Confirm the dependency

You want it explicit: which service, and how the failure travels.

You ask NuBi

Which service is actually causing it, and how are they connected?

NuBi naming product-catalog as the cause, showing the checkout → product-catalog dependency and explaining how the failure cascades upstream

Now the relationship is explicit: checkout calls product-catalog during PlaceOrder to fetch product details, so a failed lookup breaks the order. NuBi traced that through the dependency graph.


Demand evidence

Conclusions are cheap. Ask for proof.

You ask NuBi

Show me the exact error and a failing trace.

NuBi pulls the literal error strings and a real failing request, with the endpoint, status, duration, and trace ID:

NuBi showing the exact error messages and a failing CheckoutService/PlaceOrder trace with HTTP 500 status, duration, and trace ID, next to the causality chain

failed to get product "OLJCESPC7Z". 13 INTERNAL: Product Catalog Fail Feature Flag Enabled. A PlaceOrder trace returning 500. No hand-waving. The cause is on the record.


Go to the code

The runtime cause is settled. Now find the line.

Needs a source-control integration

This step uses NuBi's Code Agent, which reads the service's repository. Connect it as a source-control integration first. Without it, you still get everything above.

You ask NuBi

Look at the product-catalog source and tell me which code path returns the error.

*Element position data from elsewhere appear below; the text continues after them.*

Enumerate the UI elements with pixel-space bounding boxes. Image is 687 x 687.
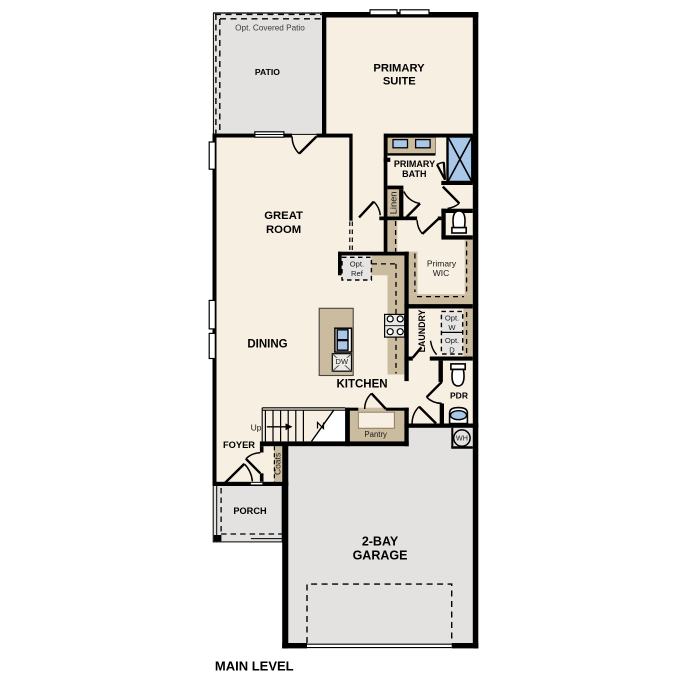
svg-text:Pantry: Pantry [364,430,387,439]
svg-text:2-BAY: 2-BAY [362,535,399,549]
svg-text:WIC: WIC [433,268,450,278]
svg-text:Linen: Linen [388,192,398,215]
svg-text:FOYER: FOYER [223,440,255,450]
svg-text:PORCH: PORCH [233,506,267,516]
svg-text:KITCHEN: KITCHEN [336,378,387,390]
svg-text:Coats: Coats [272,453,282,475]
svg-text:Opt.: Opt. [350,260,364,269]
svg-text:D: D [449,345,455,354]
svg-text:Opt.: Opt. [445,314,459,323]
svg-text:ROOM: ROOM [266,224,301,236]
svg-text:PATIO: PATIO [255,67,280,77]
svg-text:PRIMARY: PRIMARY [394,159,435,169]
svg-text:Opt. Covered Patio: Opt. Covered Patio [235,24,305,33]
svg-text:Up: Up [251,423,262,433]
svg-text:PDR: PDR [450,390,468,400]
svg-text:Ref: Ref [351,269,364,278]
svg-text:Opt.: Opt. [445,336,459,345]
svg-text:WH: WH [456,434,468,443]
svg-text:MAIN LEVEL: MAIN LEVEL [215,659,294,674]
svg-text:DW: DW [336,357,349,366]
svg-text:BATH: BATH [402,169,426,179]
svg-text:LAUNDRY: LAUNDRY [417,310,427,353]
svg-text:GREAT: GREAT [264,210,303,222]
svg-text:SUITE: SUITE [383,76,416,88]
svg-text:GARAGE: GARAGE [353,549,408,563]
svg-text:W: W [448,323,456,332]
svg-text:DINING: DINING [247,339,287,351]
svg-text:PRIMARY: PRIMARY [373,62,425,74]
svg-text:Primary: Primary [427,259,457,269]
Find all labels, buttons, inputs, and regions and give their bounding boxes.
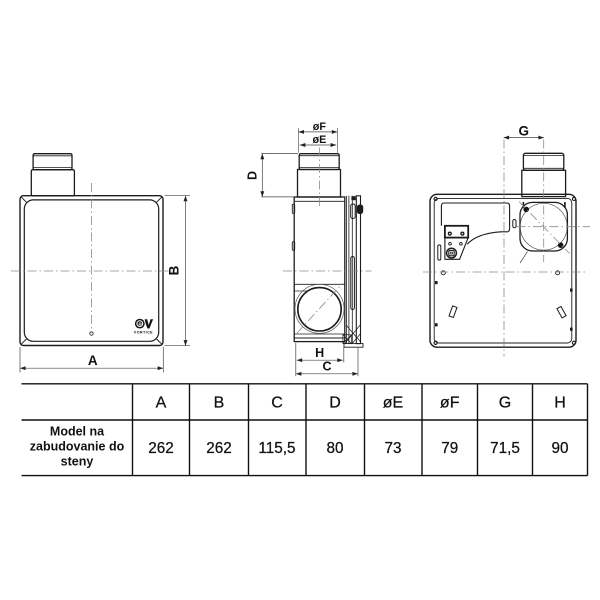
svg-text:øE: øE — [383, 395, 403, 412]
svg-text:zabudovanie do: zabudovanie do — [30, 440, 125, 454]
svg-text:71,5: 71,5 — [490, 440, 520, 457]
svg-text:D: D — [246, 171, 260, 180]
svg-text:262: 262 — [206, 440, 232, 457]
svg-text:Model na: Model na — [50, 425, 105, 439]
svg-text:262: 262 — [148, 440, 174, 457]
svg-text:C: C — [271, 395, 283, 412]
svg-text:øE: øE — [313, 134, 327, 146]
svg-text:80: 80 — [326, 440, 343, 457]
svg-text:VORTICE: VORTICE — [134, 331, 153, 335]
svg-text:B: B — [166, 265, 181, 275]
svg-text:115,5: 115,5 — [258, 440, 295, 457]
svg-text:G: G — [499, 395, 511, 412]
svg-text:79: 79 — [441, 440, 458, 457]
svg-text:90: 90 — [551, 440, 568, 457]
svg-text:B: B — [214, 395, 225, 412]
svg-text:D: D — [329, 395, 341, 412]
svg-text:C: C — [322, 360, 331, 374]
svg-text:øF: øF — [313, 121, 327, 133]
svg-text:steny: steny — [61, 455, 94, 469]
svg-text:øF: øF — [440, 395, 460, 412]
svg-text:A: A — [156, 395, 167, 412]
svg-text:H: H — [315, 346, 324, 360]
svg-text:A: A — [88, 353, 98, 368]
svg-text:H: H — [554, 395, 566, 412]
svg-text:G: G — [519, 124, 530, 139]
svg-text:73: 73 — [384, 440, 401, 457]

NuBi's Code Agent showing the checkProductFailure function in src/product-catalog/main.go, confirming the error is intentionally returned for product OLJCESPC7Z when the feature flag is enabled

There it is: checkProductFailure returns an error when the requested product is OLJCESPC7Z and the flag is on. NuBi went from a customer-facing 500 to a named function in a cited file.


Close it out

You ask NuBi

How do I fix it?

NuBi doesn't just name the fix. It hands you the exact steps: which ConfigMap holds the flag, the command to edit it, the field to flip, and what happens after you save.

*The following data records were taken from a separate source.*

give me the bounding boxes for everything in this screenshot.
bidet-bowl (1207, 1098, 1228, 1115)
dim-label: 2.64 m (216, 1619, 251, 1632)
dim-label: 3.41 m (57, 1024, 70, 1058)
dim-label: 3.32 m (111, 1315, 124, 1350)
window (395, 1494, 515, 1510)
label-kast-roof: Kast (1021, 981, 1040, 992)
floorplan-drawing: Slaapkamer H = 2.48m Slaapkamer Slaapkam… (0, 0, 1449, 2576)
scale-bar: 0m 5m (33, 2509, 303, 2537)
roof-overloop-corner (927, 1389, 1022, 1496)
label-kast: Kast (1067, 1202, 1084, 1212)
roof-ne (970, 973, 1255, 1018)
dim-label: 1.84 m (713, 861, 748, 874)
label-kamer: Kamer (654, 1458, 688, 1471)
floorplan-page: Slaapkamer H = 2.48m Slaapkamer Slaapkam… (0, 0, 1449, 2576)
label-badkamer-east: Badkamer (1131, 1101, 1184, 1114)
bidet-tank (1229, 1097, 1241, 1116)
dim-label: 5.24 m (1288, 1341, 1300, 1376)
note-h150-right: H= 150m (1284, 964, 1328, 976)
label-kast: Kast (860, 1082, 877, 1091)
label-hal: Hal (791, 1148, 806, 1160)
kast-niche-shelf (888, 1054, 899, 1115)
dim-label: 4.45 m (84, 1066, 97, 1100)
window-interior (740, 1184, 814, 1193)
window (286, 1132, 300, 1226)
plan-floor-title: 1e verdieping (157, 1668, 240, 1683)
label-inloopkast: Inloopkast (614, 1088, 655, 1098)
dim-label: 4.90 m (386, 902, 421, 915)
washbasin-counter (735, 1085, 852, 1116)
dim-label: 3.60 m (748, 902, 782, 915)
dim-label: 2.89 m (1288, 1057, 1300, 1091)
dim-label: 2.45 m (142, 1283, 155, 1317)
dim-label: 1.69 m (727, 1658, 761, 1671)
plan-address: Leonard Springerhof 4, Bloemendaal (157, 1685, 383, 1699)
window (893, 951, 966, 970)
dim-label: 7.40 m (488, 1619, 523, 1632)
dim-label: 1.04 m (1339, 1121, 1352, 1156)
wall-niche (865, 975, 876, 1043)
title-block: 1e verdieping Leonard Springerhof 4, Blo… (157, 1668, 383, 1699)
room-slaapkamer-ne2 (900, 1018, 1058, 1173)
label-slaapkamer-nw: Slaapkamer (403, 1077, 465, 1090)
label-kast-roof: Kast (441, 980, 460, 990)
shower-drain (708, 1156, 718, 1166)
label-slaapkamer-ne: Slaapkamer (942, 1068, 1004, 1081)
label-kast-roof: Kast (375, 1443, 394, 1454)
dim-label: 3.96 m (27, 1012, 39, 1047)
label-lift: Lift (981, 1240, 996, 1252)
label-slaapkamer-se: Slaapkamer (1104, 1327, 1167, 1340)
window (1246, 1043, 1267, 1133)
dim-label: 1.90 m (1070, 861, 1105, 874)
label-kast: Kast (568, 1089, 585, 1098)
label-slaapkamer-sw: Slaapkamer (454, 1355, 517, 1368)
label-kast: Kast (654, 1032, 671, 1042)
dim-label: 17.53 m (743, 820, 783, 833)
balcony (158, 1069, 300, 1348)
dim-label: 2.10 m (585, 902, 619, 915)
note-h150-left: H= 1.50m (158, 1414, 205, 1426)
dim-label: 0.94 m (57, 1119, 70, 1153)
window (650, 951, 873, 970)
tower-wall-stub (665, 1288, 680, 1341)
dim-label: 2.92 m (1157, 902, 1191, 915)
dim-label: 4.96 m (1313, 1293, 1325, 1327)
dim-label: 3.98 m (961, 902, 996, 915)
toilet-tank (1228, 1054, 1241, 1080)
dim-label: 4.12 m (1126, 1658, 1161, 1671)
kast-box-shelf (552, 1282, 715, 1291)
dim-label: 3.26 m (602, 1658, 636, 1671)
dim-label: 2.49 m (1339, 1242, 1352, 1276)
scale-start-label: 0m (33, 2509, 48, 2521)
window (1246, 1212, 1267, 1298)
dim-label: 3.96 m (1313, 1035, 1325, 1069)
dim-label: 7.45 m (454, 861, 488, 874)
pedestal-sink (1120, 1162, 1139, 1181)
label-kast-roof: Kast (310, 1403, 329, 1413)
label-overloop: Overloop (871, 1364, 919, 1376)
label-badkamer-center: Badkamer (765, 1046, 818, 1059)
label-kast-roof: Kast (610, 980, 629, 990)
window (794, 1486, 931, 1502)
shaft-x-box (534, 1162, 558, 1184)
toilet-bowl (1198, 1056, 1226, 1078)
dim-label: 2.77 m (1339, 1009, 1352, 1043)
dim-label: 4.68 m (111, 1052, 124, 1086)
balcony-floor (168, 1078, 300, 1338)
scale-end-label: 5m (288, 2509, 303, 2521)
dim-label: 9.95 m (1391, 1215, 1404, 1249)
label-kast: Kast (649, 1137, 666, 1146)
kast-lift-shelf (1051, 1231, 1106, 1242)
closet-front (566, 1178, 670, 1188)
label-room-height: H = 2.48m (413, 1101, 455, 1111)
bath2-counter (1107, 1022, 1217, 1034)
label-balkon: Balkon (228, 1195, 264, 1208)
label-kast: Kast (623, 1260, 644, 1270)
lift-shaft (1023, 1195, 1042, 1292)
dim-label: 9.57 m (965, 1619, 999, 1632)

NuBi's fix instructions: edit the flagd-config ConfigMap in the demo namespace and change the productCatalogFailure defaultVariant from "on" to "off", with the kubectl command and the resulting config

That's the whole fix. If you have a ticketing or source-control integration connected, follow with "open a ticket with the evidence" or "open a pull request to fix it" and NuBi carries the investigation into a tracked action.

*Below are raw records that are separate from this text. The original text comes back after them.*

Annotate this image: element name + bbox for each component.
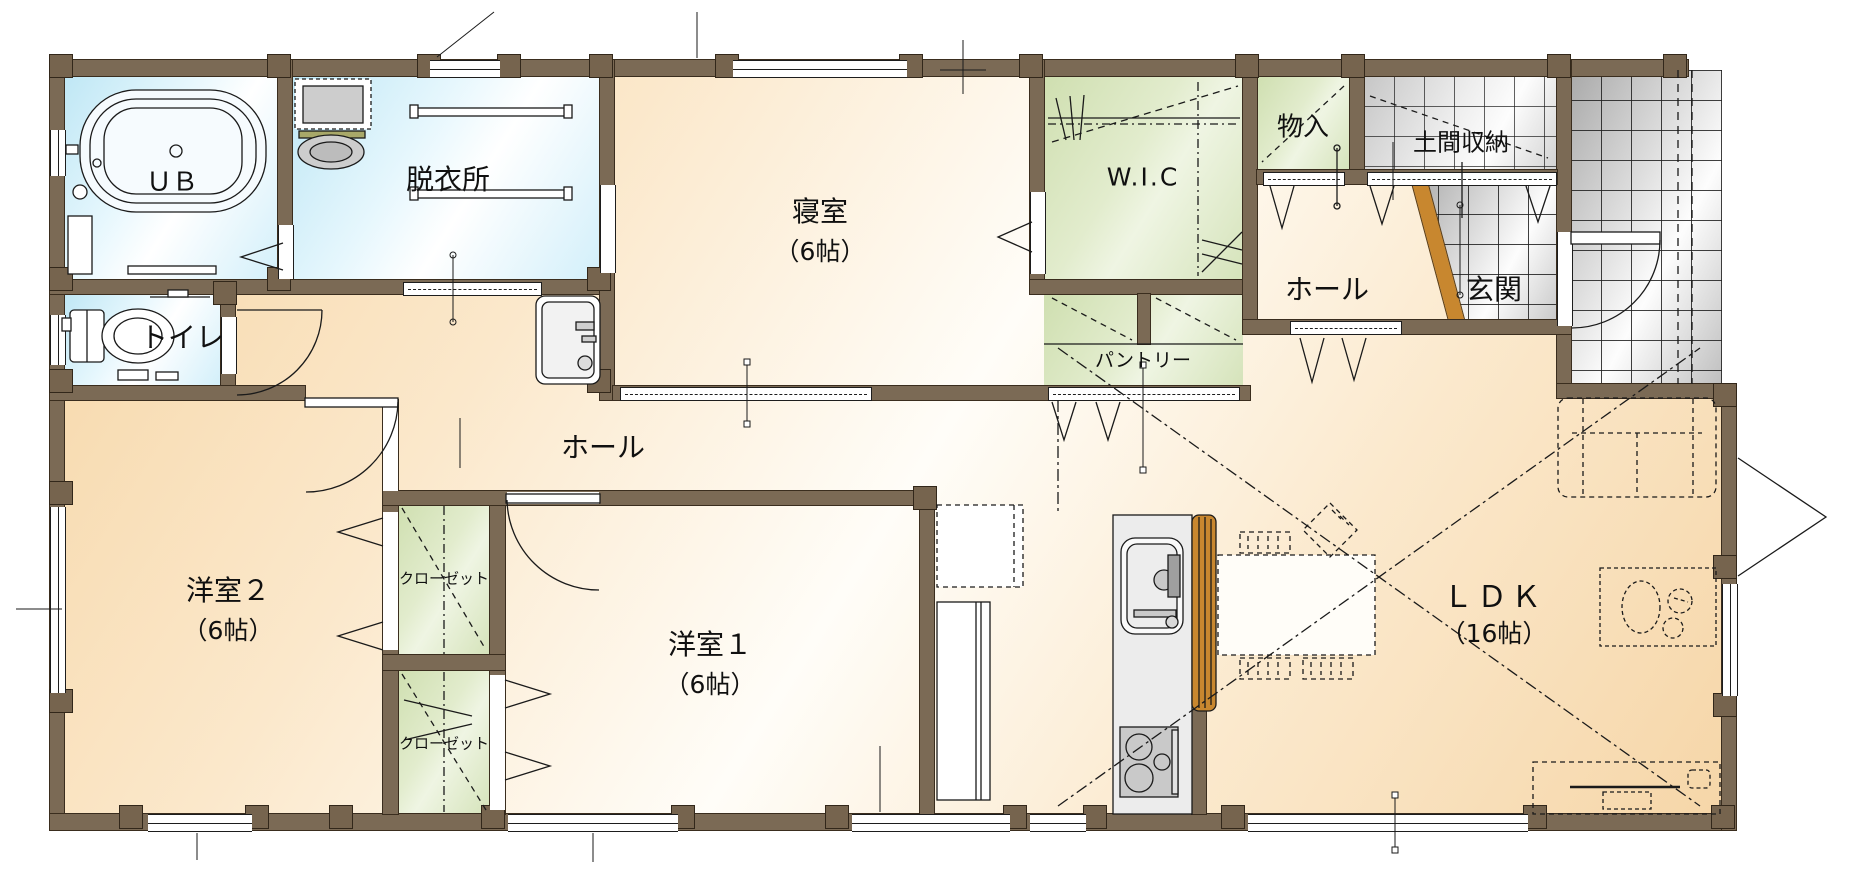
refrigerator bbox=[937, 505, 1023, 587]
tv-board bbox=[1533, 762, 1720, 814]
floor-plan: ＵＢ 脱衣所 トイレ 寝室 （6帖） W.I.C 物入 土間収納 ホール 玄関 … bbox=[0, 0, 1874, 875]
room-label-hall-upper: ホール bbox=[1285, 268, 1369, 308]
folding-door-marks bbox=[241, 222, 1032, 780]
kitchen-sink bbox=[1121, 538, 1183, 634]
room-label-west1: 洋室１ bbox=[668, 623, 752, 663]
door-v-marks bbox=[1052, 186, 1550, 440]
room-label-wic: W.I.C bbox=[1107, 163, 1180, 192]
washbasin bbox=[536, 296, 600, 384]
cupboard bbox=[937, 602, 990, 800]
porch-step-lines bbox=[1678, 70, 1692, 384]
pantry-shelf-lines bbox=[1044, 298, 1243, 344]
room-label-storage: 物入 bbox=[1277, 107, 1329, 144]
room-size-west1: （6帖） bbox=[665, 665, 756, 701]
room-label-closet1: クローゼット bbox=[399, 568, 489, 589]
room-size-ldk: （16帖） bbox=[1441, 614, 1548, 650]
gas-stove bbox=[1120, 727, 1178, 797]
washing-machine bbox=[295, 79, 371, 169]
room-label-hall-lower: ホール bbox=[561, 426, 645, 466]
room-label-closet2: クローゼット bbox=[399, 733, 489, 754]
sofa bbox=[1558, 398, 1716, 497]
room-label-doma: 土間収納 bbox=[1413, 123, 1509, 158]
room-label-toilet: トイレ bbox=[140, 316, 224, 356]
room-label-pantry: パントリー bbox=[1095, 346, 1191, 373]
room-label-bedroom: 寝室 bbox=[792, 190, 848, 230]
room-size-bedroom: （6帖） bbox=[775, 232, 866, 268]
storage-diagonal bbox=[1262, 86, 1344, 209]
dining-table bbox=[1218, 503, 1375, 679]
closet-diagonals bbox=[402, 506, 486, 812]
room-label-ub: ＵＢ bbox=[146, 162, 198, 199]
bay-marker bbox=[1738, 458, 1826, 576]
room-label-west2: 洋室２ bbox=[186, 569, 270, 609]
room-size-west2: （6帖） bbox=[183, 611, 274, 647]
room-label-ldk: ＬＤＫ bbox=[1443, 572, 1545, 616]
room-label-genkan: 玄関 bbox=[1466, 268, 1522, 308]
coffee-table bbox=[1600, 568, 1716, 646]
fixture-overlay bbox=[0, 0, 1874, 875]
room-label-dressing: 脱衣所 bbox=[406, 158, 490, 198]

Tips for your own investigations

  • Lead with the symptom, not your theory. Tell NuBi what's failing and let it find the cause. "Checkout is erroring" beats "is product-catalog down?", because you don't yet know it's product-catalog.
  • Drill down, don't restart. NuBi keeps the thread. "Which service?" → "show me a trace" → "now the code" gets further than three cold questions.
  • Always ask for the trace. A failing trace ID turns a plausible answer into a provable one.
  • Name the scope. A namespace or service in the question makes the answer faster and sharper.

That whole chain ran in one conversation across several agents: triage, knowledge-graph traversal, a failing trace, the offending code. Along the way NuBi recovered from a failed log fetch on its own and compressed its own working context to stay focused. You stitched nothing together; you just asked.